Well isn’t that just ADORABLE!! Feed a man a fish and he’ll eat for a day…take away his ability to browse the dairy section and he’ll make little cubes of homemade processed goat cheese which can be enjoyed for all eternity.
If we ever are in prison together, I’m bunkin with you until we make our escape. I get the top! We can save the crusts from our bologna sammiches and fabricate a helicopter or better yet a time machine of some sort, and use it to go back and invest a few grand in Microsoft and Apple in the mid 80s. We should probably stop in Miami to grab some 80s Miami blow while we’re out and about. Just watch out for Miami Vice guys, they got V12s in those Testarossa monstrosities. After Miami, we go Back To the Future, and use the Apple money to buy a box of high explosives and maybe a some steaks and beers. We can then go back to when the prison was being crafted, and implant our time capsule of doom into the wall in our cell, and some of that Miami Vice blow, of course.
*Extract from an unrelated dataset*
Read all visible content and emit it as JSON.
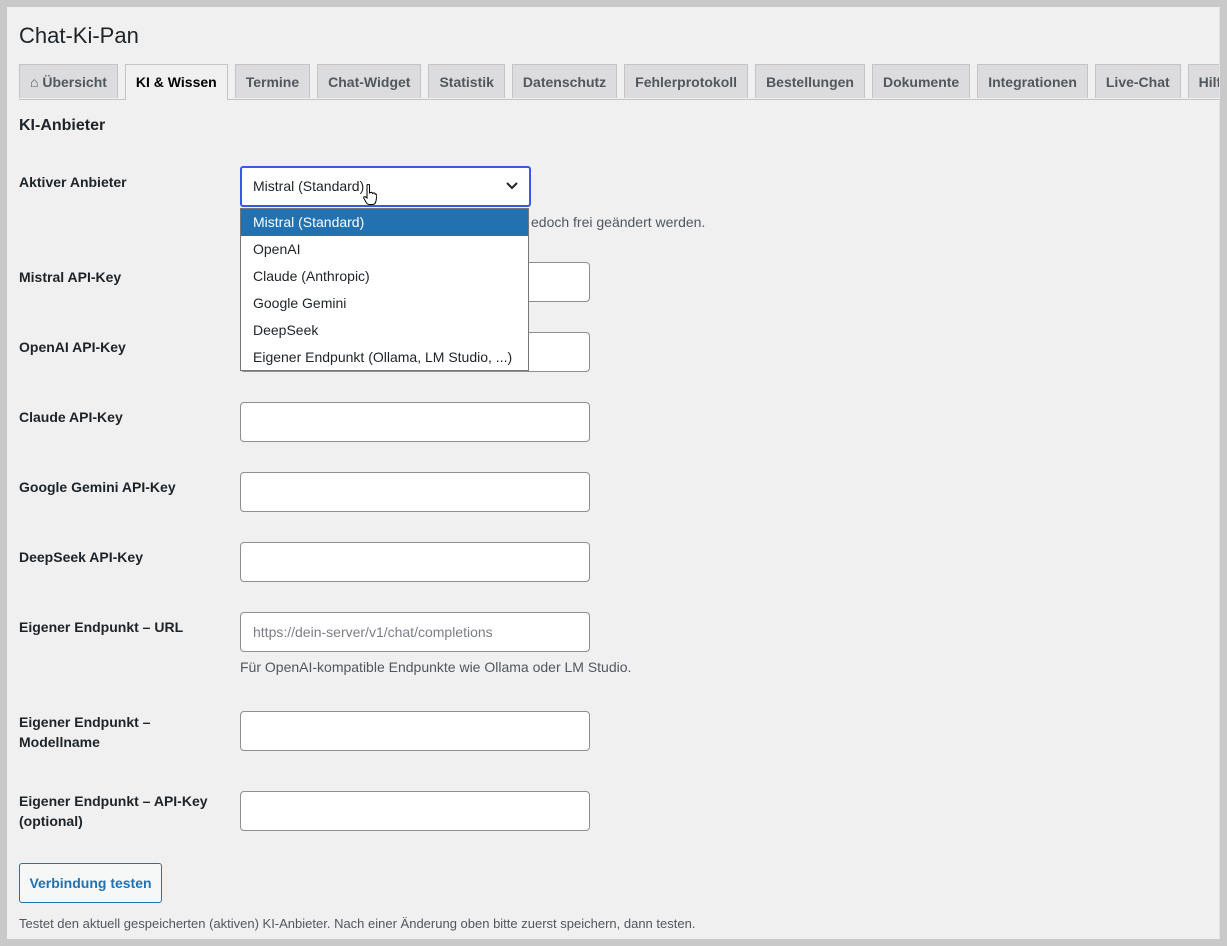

From there it’s just a matter of blowing a hole in the water main, and flooding the place, where we can make our escape with a hovercraft that we (you) have crafted from peanut shells and the parts from the broken helicopter I crashed while trying to go to Miami for some….cigars. Yeah. Definitely not any of that blow. Not a chance. So I was meeting up with this guy at the dog track to grab some cigars, and it was those damn Miami Vice guys and they somehow had a chopper and I tried to get away and I crashed it, but I do have the parts right over there, and I got a little of that Miami sunshine.
This plan is freaking bulletproof bro. We’ll just okay the rest by ear, but what could go wrong? It’s been very well thought out. Wink wink.